Because I thought this was an interesting topic, and since the sport plays a major role in the south- especially our town-  I decided to pick my fellows classmates’ brains about the matter (pun intended).


I began by asking some introductory questions such as:
“Do you like football?”
All but one considered themselves a fan.


I then asked:
“What’s your opinion of the sport?”


I got some interesting responses. Some people said that it was “too violent,” or “scary.” while others had responses more in the direction of “it’s fun for the family,” “it’s more than just a sport, it brings people together,” and “it’s one of America’s most favored sports.”


I followed by asking,


“Could you imagine a world without it?”


I could tell this initially was difficult for people to answer. It seemed as if they hadn’t really thought about this before. However, a little over half of classmates said that they could not imagine a world without football. Some even expanded upon it by saying,


“So much of my social life revolves around football” and “almost every guy I know plays football.”
Next, I briefly explained to my interviewees what CTE is, and how it’s affected so many football players and will continue to do so. I presented some stats from recent studies as well. This led me to pose the big question:
“Should youth football be banned?”
Upon asking this, people looked puzzled. After pondering it for a little while, they’d give me an answer. And I got a wide variety of opinions- to say the least. Several actually gave an alternative to making football safer rather than banning it altogether.
“Football should not be banned, but playing time should be reduced.”
“Tackling needs to be banned, and we should definitely be more cautious. We need to develop safer ways to play and minimize the violence.”
“I think instead we need to enforce more safety rules.”
However, some believed that football should not be banned.
“Football should not be banned. It helps some kids express their feelings, and people should know what could happen to them if they choose to play.”
“I don’t think football would ever be banned. In today’s society you’d be considered a ‘wuss’. It’s a great idea, but people wouldn’t allow it.”
“If someone is going to grow up and play football, they need to be prepared. So youth football should not be banned.

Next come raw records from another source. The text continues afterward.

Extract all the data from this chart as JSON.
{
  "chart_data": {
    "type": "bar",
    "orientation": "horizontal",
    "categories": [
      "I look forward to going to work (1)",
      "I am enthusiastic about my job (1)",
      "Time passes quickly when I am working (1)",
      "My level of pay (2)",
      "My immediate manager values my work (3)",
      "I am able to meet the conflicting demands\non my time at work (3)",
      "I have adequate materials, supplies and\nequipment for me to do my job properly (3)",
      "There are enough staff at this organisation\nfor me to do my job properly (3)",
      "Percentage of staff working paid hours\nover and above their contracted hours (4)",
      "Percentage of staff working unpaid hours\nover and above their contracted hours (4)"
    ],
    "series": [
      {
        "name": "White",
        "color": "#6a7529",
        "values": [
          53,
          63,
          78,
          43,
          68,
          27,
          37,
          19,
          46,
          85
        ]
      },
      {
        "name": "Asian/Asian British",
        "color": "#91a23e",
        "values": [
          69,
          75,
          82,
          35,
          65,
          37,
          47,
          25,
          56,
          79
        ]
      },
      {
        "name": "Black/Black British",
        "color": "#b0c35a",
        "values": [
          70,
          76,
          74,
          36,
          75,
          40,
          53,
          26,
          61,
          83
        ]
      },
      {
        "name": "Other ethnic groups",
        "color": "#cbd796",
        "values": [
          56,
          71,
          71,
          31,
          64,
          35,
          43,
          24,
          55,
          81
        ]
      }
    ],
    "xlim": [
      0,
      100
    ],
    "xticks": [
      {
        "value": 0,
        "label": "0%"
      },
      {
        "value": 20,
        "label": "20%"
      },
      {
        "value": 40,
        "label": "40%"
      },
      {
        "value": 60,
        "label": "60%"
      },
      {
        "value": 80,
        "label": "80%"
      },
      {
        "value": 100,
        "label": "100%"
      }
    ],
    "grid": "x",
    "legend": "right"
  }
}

I then asked if it was worth the risk to play football, and I found it interesting that every person said no. Though most said football shouldn’t be banned. The two seemed almost contradictory. I got answers such as:


“It isn’t worth it, there are other sports out there.”
“Definitely not, there are bigger and better things out there.”
I concluded by asking if people would allow their children to play the sport. This one seemed by far the most difficult to answer.
“Yes, it gives them team experience.”
“I wouldn’t hold them back, but I’d make sure they were aware of what could happen.”
“It depends on the program, and the precautions they take.”
“Probably just because a lot of people do it, and I’ve watched it become a lifestyle for my brother. And you also learn a lot from being on a team.
“I guess I would if he really wanted to, but it’s a hard decision.”

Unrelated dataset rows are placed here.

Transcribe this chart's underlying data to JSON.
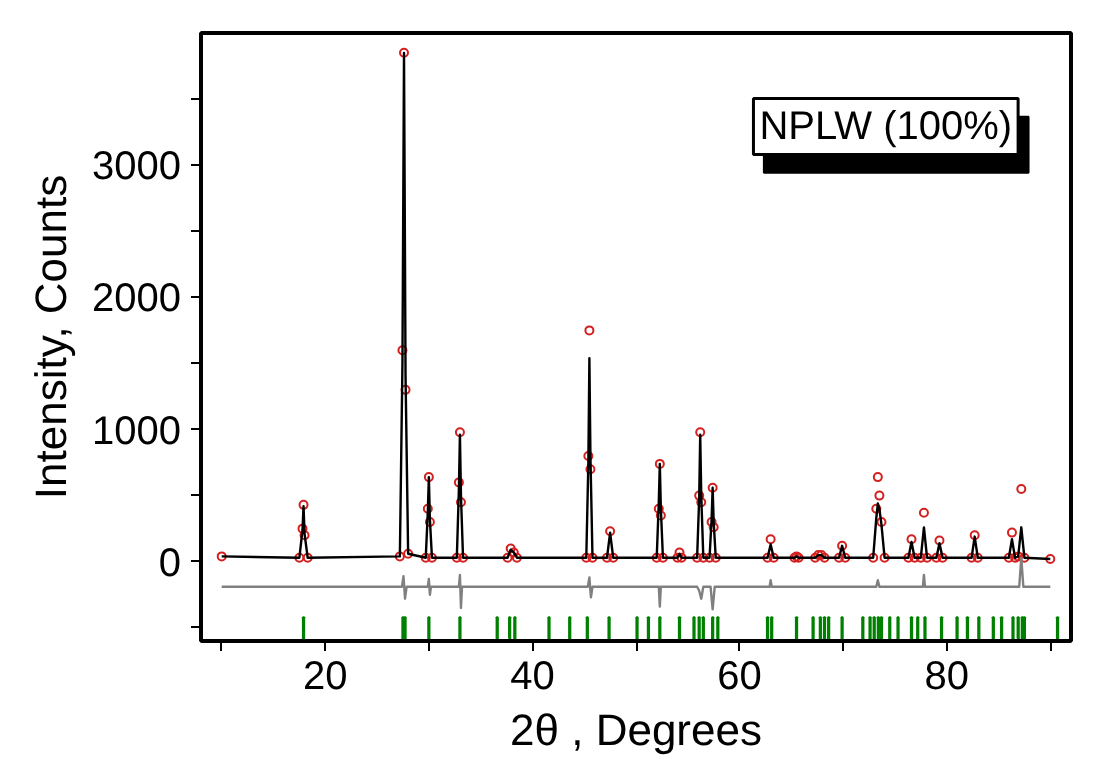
{
  "chart_data": {
    "type": "scatter",
    "xlabel": "2θ , Degrees",
    "ylabel": "Intensity, Counts",
    "annotations": [
      "NPLW (100%)"
    ],
    "xlim": [
      8,
      92
    ],
    "ylim": [
      -600,
      4000
    ],
    "xticks": [
      {
        "value": 10,
        "label": null
      },
      20,
      {
        "value": 30,
        "label": null
      },
      40,
      {
        "value": 50,
        "label": null
      },
      60,
      {
        "value": 70,
        "label": null
      },
      80,
      {
        "value": 90,
        "label": null
      }
    ],
    "yticks": [
      {
        "value": -500,
        "label": null
      },
      0,
      {
        "value": 500,
        "label": null
      },
      1000,
      {
        "value": 1500,
        "label": null
      },
      2000,
      {
        "value": 2500,
        "label": null
      },
      3000,
      {
        "value": 3500,
        "label": null
      }
    ],
    "grid": false,
    "x": [
      10,
      17.5,
      17.8,
      17.9,
      18.0,
      18.3,
      27.2,
      27.45,
      27.6,
      27.75,
      28.0,
      29.7,
      29.9,
      30.0,
      30.1,
      30.3,
      32.7,
      32.9,
      33.0,
      33.1,
      33.3,
      37.6,
      37.9,
      38.2,
      38.5,
      45.2,
      45.4,
      45.5,
      45.6,
      45.8,
      47.2,
      47.5,
      47.8,
      52.0,
      52.2,
      52.3,
      52.4,
      52.6,
      54.0,
      54.2,
      54.4,
      55.9,
      56.1,
      56.2,
      56.3,
      56.5,
      57.1,
      57.3,
      57.4,
      57.5,
      57.7,
      62.7,
      63.0,
      63.3,
      65.3,
      65.5,
      65.7,
      67.3,
      67.6,
      67.9,
      68.2,
      69.6,
      69.9,
      70.2,
      72.9,
      73.2,
      73.35,
      73.5,
      73.7,
      74.0,
      76.3,
      76.6,
      76.9,
      77.5,
      77.8,
      78.1,
      79.0,
      79.3,
      79.6,
      82.4,
      82.7,
      83.0,
      86.0,
      86.3,
      86.6,
      86.9,
      87.2,
      87.5,
      90
    ],
    "series": [
      {
        "marker": "circle",
        "color": "#d42020",
        "values": [
          40,
          30,
          250,
          430,
          200,
          30,
          40,
          1600,
          3850,
          1300,
          60,
          30,
          400,
          640,
          300,
          30,
          30,
          600,
          980,
          450,
          30,
          30,
          100,
          70,
          30,
          30,
          800,
          1750,
          700,
          30,
          30,
          230,
          30,
          30,
          400,
          740,
          350,
          30,
          30,
          70,
          30,
          30,
          500,
          980,
          450,
          30,
          30,
          300,
          560,
          260,
          30,
          30,
          170,
          30,
          30,
          40,
          30,
          30,
          50,
          50,
          30,
          30,
          120,
          30,
          30,
          400,
          640,
          500,
          300,
          30,
          30,
          170,
          30,
          30,
          370,
          30,
          30,
          160,
          30,
          30,
          200,
          30,
          30,
          220,
          30,
          40,
          550,
          30,
          20
        ]
      },
      {
        "type": "line",
        "line_style": "solid",
        "color": "#000000",
        "values": [
          40,
          30,
          240,
          420,
          210,
          30,
          40,
          1500,
          3850,
          1400,
          60,
          30,
          380,
          640,
          320,
          30,
          30,
          550,
          960,
          500,
          30,
          30,
          90,
          70,
          30,
          30,
          750,
          1540,
          800,
          30,
          30,
          220,
          30,
          30,
          450,
          740,
          400,
          30,
          30,
          60,
          30,
          30,
          480,
          960,
          500,
          30,
          30,
          320,
          560,
          300,
          30,
          30,
          130,
          30,
          30,
          40,
          30,
          30,
          50,
          50,
          30,
          30,
          120,
          30,
          30,
          330,
          440,
          400,
          280,
          30,
          30,
          150,
          30,
          30,
          260,
          30,
          30,
          140,
          30,
          30,
          190,
          30,
          30,
          170,
          30,
          40,
          260,
          30,
          20
        ]
      },
      {
        "type": "line",
        "line_style": "solid",
        "color": "#808080",
        "x": [
          10,
          27.4,
          27.55,
          27.7,
          27.85,
          29.9,
          30.0,
          30.1,
          30.2,
          32.9,
          33.0,
          33.1,
          33.2,
          45.35,
          45.5,
          45.65,
          45.8,
          52.2,
          52.3,
          52.4,
          55.9,
          56.1,
          56.3,
          56.5,
          57.2,
          57.4,
          57.6,
          62.9,
          63.0,
          63.1,
          73.2,
          73.35,
          73.5,
          77.7,
          77.8,
          77.9,
          87.0,
          87.2,
          87.4,
          90
        ],
        "values": [
          -190,
          -190,
          -110,
          -280,
          -190,
          -190,
          -130,
          -250,
          -190,
          -190,
          -100,
          -350,
          -190,
          -190,
          -120,
          -270,
          -190,
          -190,
          -340,
          -190,
          -190,
          -220,
          -280,
          -190,
          -190,
          -360,
          -190,
          -190,
          -140,
          -190,
          -190,
          -140,
          -190,
          -190,
          -100,
          -190,
          -190,
          30,
          -190,
          -190
        ]
      },
      {
        "type": "bar",
        "color": "#008000",
        "x": [
          17.9,
          27.5,
          27.7,
          30.0,
          33.0,
          36.6,
          37.8,
          38.3,
          41.6,
          43.6,
          45.3,
          47.4,
          50.1,
          51.2,
          52.3,
          54.2,
          55.6,
          56.1,
          56.5,
          57.4,
          57.9,
          62.7,
          63.1,
          65.5,
          67.1,
          67.8,
          68.2,
          68.6,
          69.9,
          71.9,
          72.6,
          73.0,
          73.4,
          73.7,
          74.5,
          75.3,
          76.6,
          77.2,
          77.9,
          79.5,
          81.0,
          82.0,
          83.1,
          84.5,
          85.3,
          86.4,
          86.9,
          87.3,
          87.5,
          90.7
        ],
        "base": [
          -580,
          -580,
          -580,
          -580,
          -580,
          -580,
          -580,
          -580,
          -580,
          -580,
          -580,
          -580,
          -580,
          -580,
          -580,
          -580,
          -580,
          -580,
          -580,
          -580,
          -580,
          -580,
          -580,
          -580,
          -580,
          -580,
          -580,
          -580,
          -580,
          -580,
          -580,
          -580,
          -580,
          -580,
          -580,
          -580,
          -580,
          -580,
          -580,
          -580,
          -580,
          -580,
          -580,
          -580,
          -580,
          -580,
          -580,
          -580,
          -580,
          -580
        ],
        "values": [
          160,
          160,
          160,
          160,
          160,
          160,
          160,
          160,
          160,
          160,
          160,
          160,
          160,
          160,
          160,
          160,
          160,
          160,
          160,
          160,
          160,
          160,
          160,
          160,
          160,
          160,
          160,
          160,
          160,
          160,
          160,
          160,
          160,
          160,
          160,
          160,
          160,
          160,
          160,
          160,
          160,
          160,
          160,
          160,
          160,
          160,
          160,
          160,
          160,
          160
        ]
      }
    ]
  }
}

And among one of my favorites:
“I would just because my family is obsessed with it. But hopefully he just wouldn’t be good and play.”
In contrast, some agreed that they wouldn’t let their child play football. That it “isn’t worth the risk, and there are other sports- safer sports- to play.”

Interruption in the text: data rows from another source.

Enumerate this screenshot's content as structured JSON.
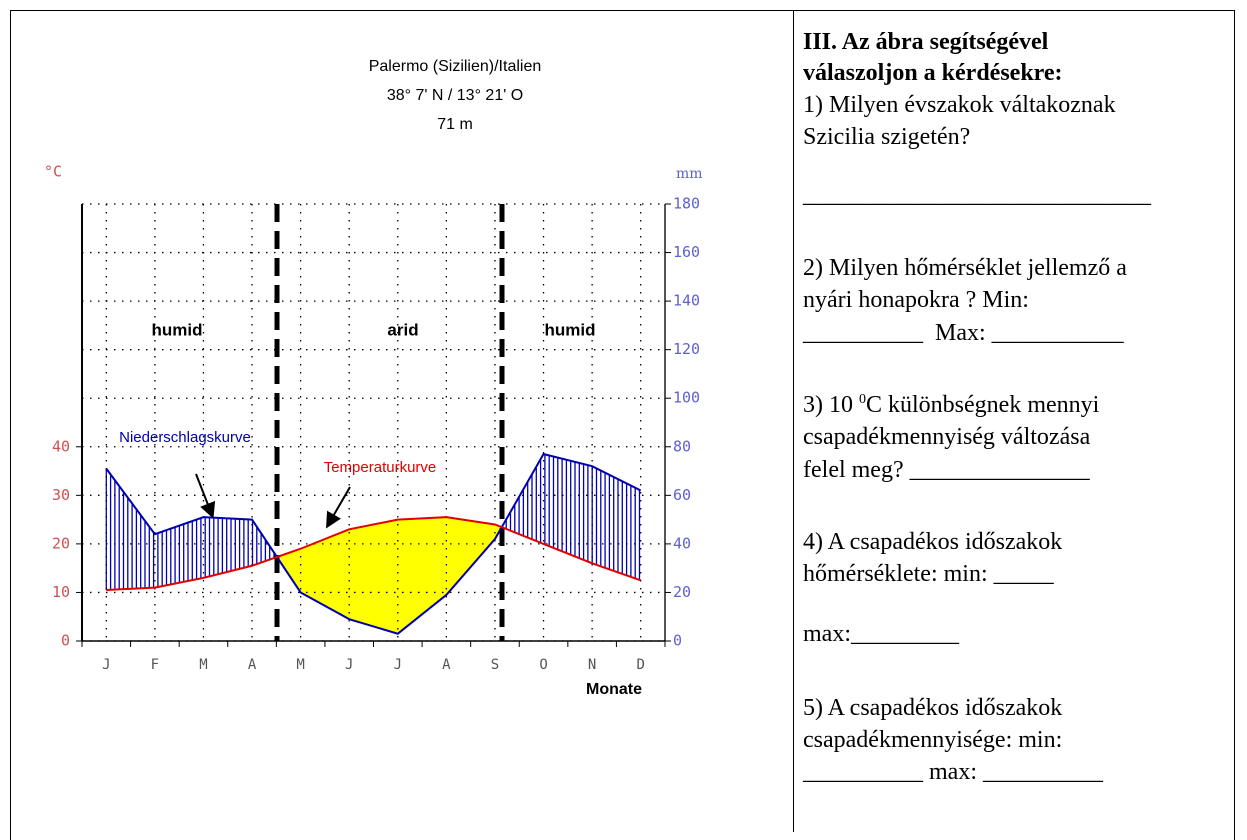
{
  "chart_data": {
    "type": "line",
    "title_lines": [
      "Palermo (Sizilien)/Italien",
      "38° 7' N / 13° 21' O",
      "71 m"
    ],
    "categories": [
      "J",
      "F",
      "M",
      "A",
      "M",
      "J",
      "J",
      "A",
      "S",
      "O",
      "N",
      "D"
    ],
    "xlabel": "Monate",
    "ylabel": "°C",
    "y2label": "mm",
    "ylim": [
      0,
      90
    ],
    "yticks": [
      0,
      10,
      20,
      30,
      40
    ],
    "y2lim": [
      0,
      180
    ],
    "y2ticks": [
      0,
      20,
      40,
      60,
      80,
      100,
      120,
      140,
      160,
      180
    ],
    "grid": true,
    "series": [
      {
        "name": "Temperaturkurve",
        "color": "#e00000",
        "values": [
          10.5,
          11,
          13,
          15.5,
          19,
          23,
          25,
          25.5,
          24,
          20,
          16,
          12.5
        ]
      },
      {
        "name": "Niederschlagskurve",
        "color": "#0000b0",
        "axis": "y2",
        "values": [
          71,
          44,
          51,
          50,
          20,
          9,
          3,
          19,
          42,
          77,
          72,
          62
        ]
      }
    ],
    "annotations": [
      "humid",
      "arid",
      "humid"
    ],
    "arid_color": "#ffff00",
    "humid_color": "#0000b0"
  },
  "worksheet": {
    "heading": [
      "III. Az ábra segítségével",
      "válaszoljon a kérdésekre:"
    ],
    "questions": [
      {
        "lines": [
          "1) Milyen évszakok váltakoznak",
          "Szicilia szigetén?",
          "_____________________________"
        ]
      },
      {
        "lines": [
          "2) Milyen hőmérséklet jellemző a",
          "nyári honapokra ? Min:",
          "__________  Max: ___________"
        ]
      },
      {
        "lines": [
          {
            "before": "3) 10 ",
            "sup": "0",
            "after": "C különbségnek mennyi"
          },
          "csapadékmennyiség változása",
          "felel meg? _______________"
        ]
      },
      {
        "lines": [
          "4) A csapadékos időszakok",
          "hőmérséklete: min: _____",
          "max:_________"
        ]
      },
      {
        "lines": [
          "5) A csapadékos időszakok",
          "csapadékmennyisége: min:",
          "__________ max: __________"
        ]
      }
    ]
  }
}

So all this to say- it appears the relationship between CTE and football has caused a bit of controversy. The way people believe it should be addressed- or not at all addressed, for the matter-  that’s the issue. The question that remains undecided. Unanswered. Maybe it never will be answered. But I ask you that same question: Should youth football be banned?


The author's comments:

I was inspired by the movie Concussion, and some interesting opinions of other to write this piece. Through this article, I hope to inform the public of the matter and able readers to form their own opinions.